When a client comes to you to make them a website, they don't actually know what they really want (well most don't anyway). Most clients will think, "I want a pretty looking website where I can sell my products or services". What they actually want is a way to make them more money, to sell more products and get their business out there to a bigger audience. Their website just isn't a website, it's a business tool which helps them make more money.

Don't ever sell the technology. Your websites may be WordPress based but don't ever tell your clients the technology you're using - they don't need to know, unless they specifically ask. That's what you're there for, to handle all the technical bits they don't have a clue about.

Let's use one of my own examples.

A client came to me asking for a website - a simple e-commerce store where they wanted to sell their apparel. They also wanted a blog where they could connect social profiles such as Twitter, Facebook and Pinterest.
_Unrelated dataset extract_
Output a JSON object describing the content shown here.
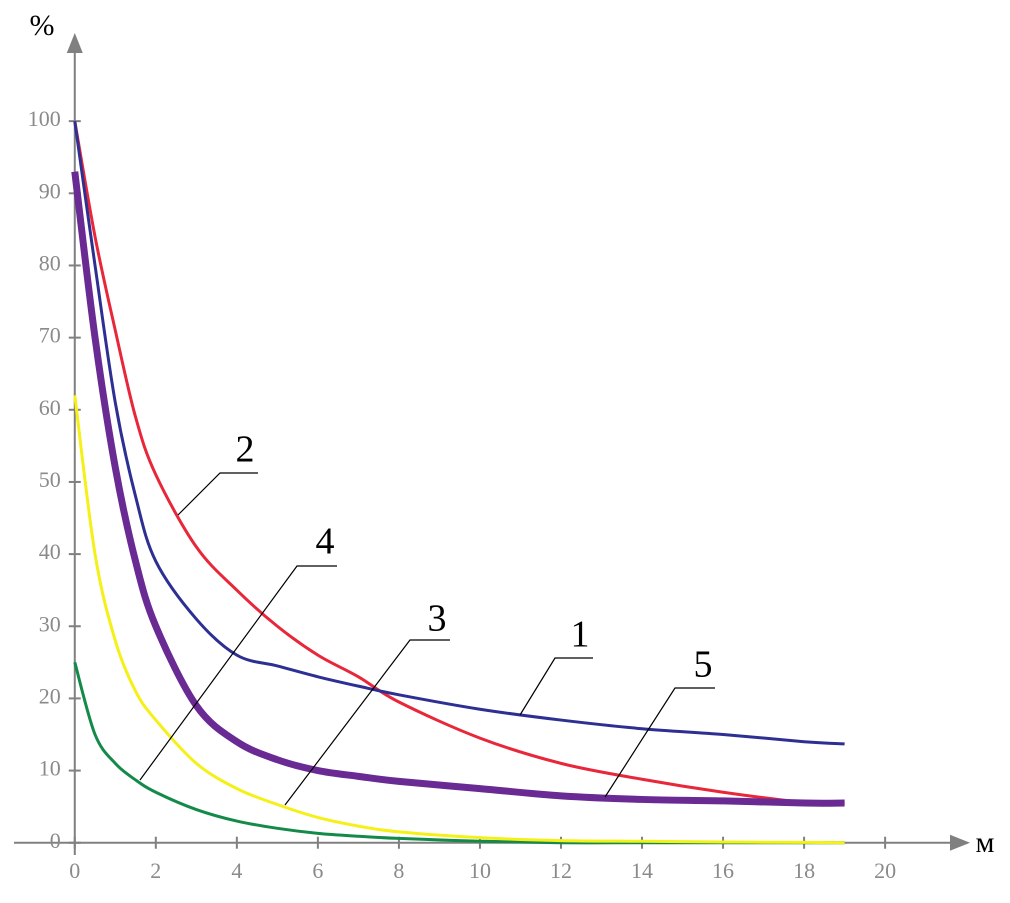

I asked to see their business and the goods they sell to get a feel of what the business is all about.

I asked questions such as:

  • How regularly will you be updating your catalogue? Is it once a week, once a month or once every few months?
  • How will you be getting the word out about your regular catalogue updates? Email newsletter?
  • Do you have a dedicated blogger/social media marketer?

I would then go into suggesting other services they may need. Such as SEO, logo design, identity packages, photography...etc.

In the end I didn't just sell a website which sells apparel. I also sold content management training, copywriting training, blogging training, social media training, product photography training, email templates, email training, SEO services, logo design, business card design, letter head design, invoice design and a few other services.

Because of all these different services I sold, I was able to charge a hell of a lot more than I would have just for website design. And I clearly stated all the way through that it's a business tool - not just a website any 14-year-old in his basement could make. This tool would become an essential part of the clients business, just how their suppliers were an essential part of their business, just how the Royal Mail was an essential part to delivering their get the idea.